SPARQL is costly to compute and complex analyses can be hard to
express in a purely declarative SPARQL query. On the other hand, using existing
big data languages designed for tabular data commonly results in verbose, unreadable,
and sometimes inefficient scripts. This dissertation, therefore, pursues
defining a dataflow language specifically designed to process large RDF data on
top of distributed platforms.
In developing a dataflow language, this dissertation discusses three components:
(i) the data query language, (ii) the underlying data model, and (iii) the physical
arrangement of the underlying distributed data.
On data models, we introduce RDF.co, a data model that defines a pair of a
binding and a graph in the value of each expression. Compared to the SPARQL
algebra, RDF.co is fully composable. We provide a formal definition of the syntax
and semantics of the data model, characterise its expressivity in comparison
to SPARQL, and present a number of its unique algebraic properties. Algebraic
properties of RDF.co represent a unique study on relations between triple patterns.

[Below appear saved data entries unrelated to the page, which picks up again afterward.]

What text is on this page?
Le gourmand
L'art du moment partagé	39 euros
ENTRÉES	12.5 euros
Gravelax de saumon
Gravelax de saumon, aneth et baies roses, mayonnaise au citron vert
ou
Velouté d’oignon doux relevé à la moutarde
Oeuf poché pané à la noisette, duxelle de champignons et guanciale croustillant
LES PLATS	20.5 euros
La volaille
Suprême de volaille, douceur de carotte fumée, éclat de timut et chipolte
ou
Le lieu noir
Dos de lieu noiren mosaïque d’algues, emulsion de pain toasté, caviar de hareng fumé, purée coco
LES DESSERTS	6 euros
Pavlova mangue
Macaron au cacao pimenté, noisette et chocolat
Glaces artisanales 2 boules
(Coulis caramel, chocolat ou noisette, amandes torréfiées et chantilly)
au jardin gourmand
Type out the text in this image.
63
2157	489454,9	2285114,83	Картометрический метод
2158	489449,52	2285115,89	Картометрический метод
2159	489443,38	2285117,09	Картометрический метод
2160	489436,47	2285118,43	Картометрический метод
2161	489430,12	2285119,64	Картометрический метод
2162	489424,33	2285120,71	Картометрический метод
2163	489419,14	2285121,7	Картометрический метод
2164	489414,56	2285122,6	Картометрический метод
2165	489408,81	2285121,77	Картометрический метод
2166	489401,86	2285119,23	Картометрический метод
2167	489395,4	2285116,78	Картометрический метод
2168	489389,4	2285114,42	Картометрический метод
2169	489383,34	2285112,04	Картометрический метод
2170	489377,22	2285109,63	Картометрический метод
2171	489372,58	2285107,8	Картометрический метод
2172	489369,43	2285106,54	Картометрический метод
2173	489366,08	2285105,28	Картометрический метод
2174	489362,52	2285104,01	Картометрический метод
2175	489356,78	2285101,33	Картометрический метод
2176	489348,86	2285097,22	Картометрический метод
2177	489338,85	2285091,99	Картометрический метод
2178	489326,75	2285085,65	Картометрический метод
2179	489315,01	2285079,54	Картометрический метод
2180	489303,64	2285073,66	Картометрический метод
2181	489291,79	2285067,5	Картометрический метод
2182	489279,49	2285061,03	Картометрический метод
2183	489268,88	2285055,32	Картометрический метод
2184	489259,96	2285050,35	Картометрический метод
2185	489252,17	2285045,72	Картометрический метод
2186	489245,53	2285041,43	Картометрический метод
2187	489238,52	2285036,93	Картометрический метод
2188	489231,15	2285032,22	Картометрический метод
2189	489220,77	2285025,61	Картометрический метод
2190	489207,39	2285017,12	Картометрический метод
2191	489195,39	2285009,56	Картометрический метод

These properties, when interpreted as rewriting rules, provide theoretical
foundation needed to apply cost-based query optimisation. We present rules for
triple patterns elimination, insertion, and pushing down.
On physical arrangement of the underlying distributed data, this dissertation focuses
on graph partitioning. We define an RDF graph partitioning approach using
pattern matching. This use of pattern matching allows mapping query answering
over partitioned graphs to the well-studied problem of view-based query answering.
Our experiments show that using pattern matching to guide graph partitioning
allows leveraging knowledge that might be available about the data or the task at
hand to enhance query answering time.
On data query languages, this dissertation describes SYRql, a dataflow language
for large scale processing of RDF data. We describe an implementation of SYRql
on top of the MapReduce platform. SYRql implementation utilises the underlying
data model and the partitioning of the data. Our experiments show that SYRql
performance for query answering is comparable to that of other well-established
big data languages such as IBM Jaql and the Apache Pig Latin.